The main advantage of trading using opposite Mainstay Epoch and Mainstay High positions is that it hedges away some unsystematic risk. Because of two separate transactions, even if Mainstay Epoch position performs unexpectedly, Mainstay High can make up some of the losses. Pair trading also minimizes risk from directional movements in the market. For example, if an entire industry or sector drops because of unexpected headlines, the short position in Mainstay High will offset losses from the drop in Mainstay High's long position.
The idea behind Mainstay Epoch Equity and Mainstay High Yield pairs trading is to make the combined position market-neutral, meaning the overall market's direction will not affect its win or loss (or potential downside or upside).

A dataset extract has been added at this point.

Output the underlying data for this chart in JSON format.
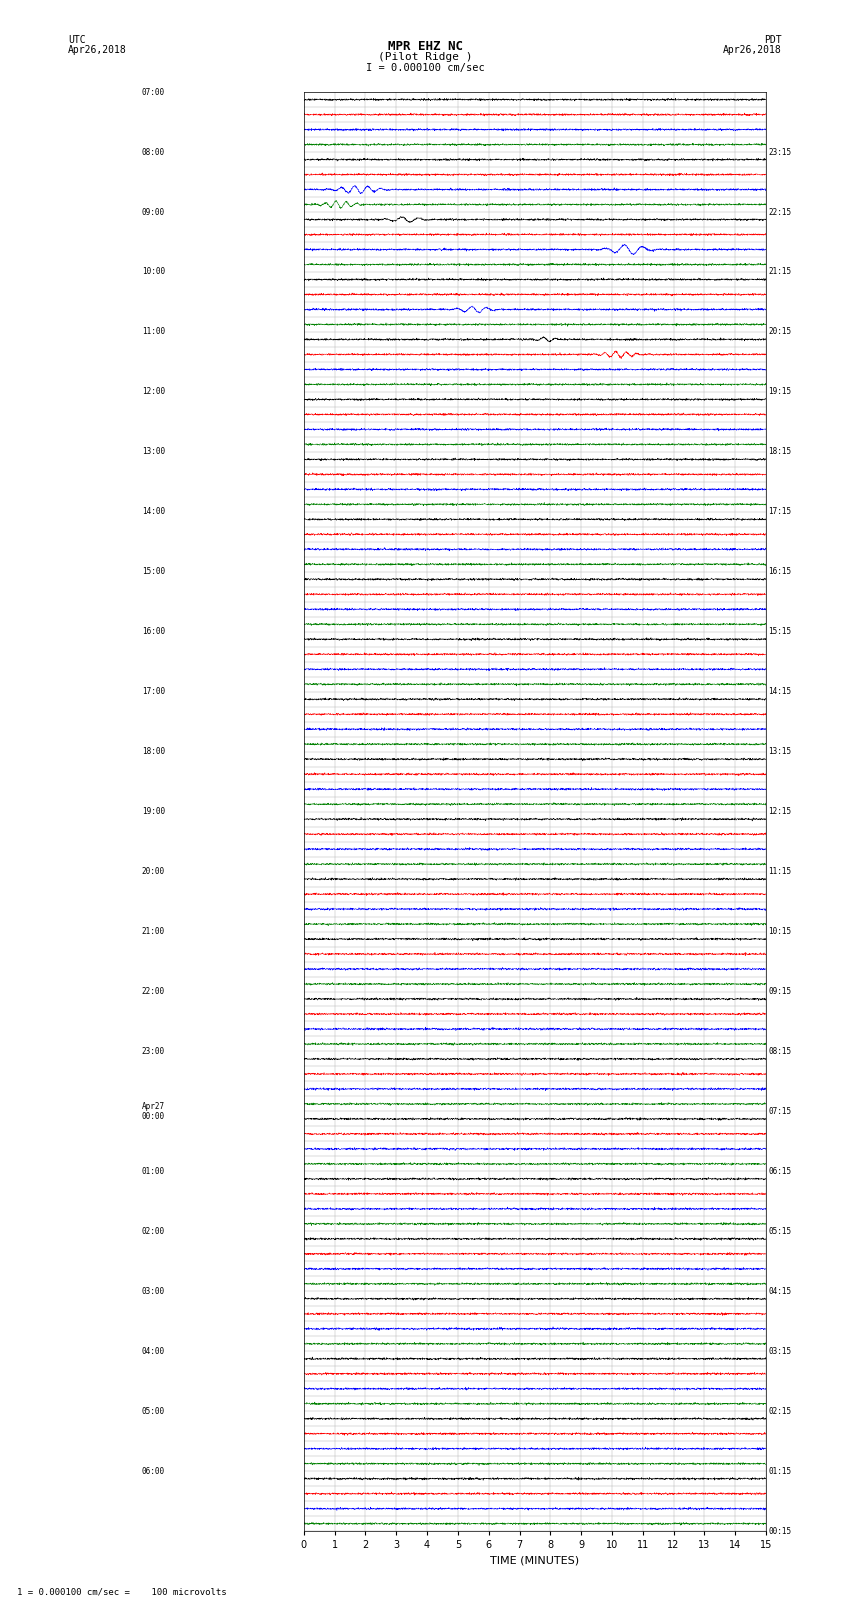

This can be achieved by designing a pairs trade with two highly correlated stocks or equities that operate in a similar space or sector, making it possible to obtain profits through simple and relatively low-risk investment.
Check out your portfolio center.
Note that this page's information should be used as a complementary analysis to find the right mix of equity instruments to add to your existing portfolios or create a brand new portfolio. You can also try the Insider Screener module to find insiders across different sectors to evaluate their impact on performance.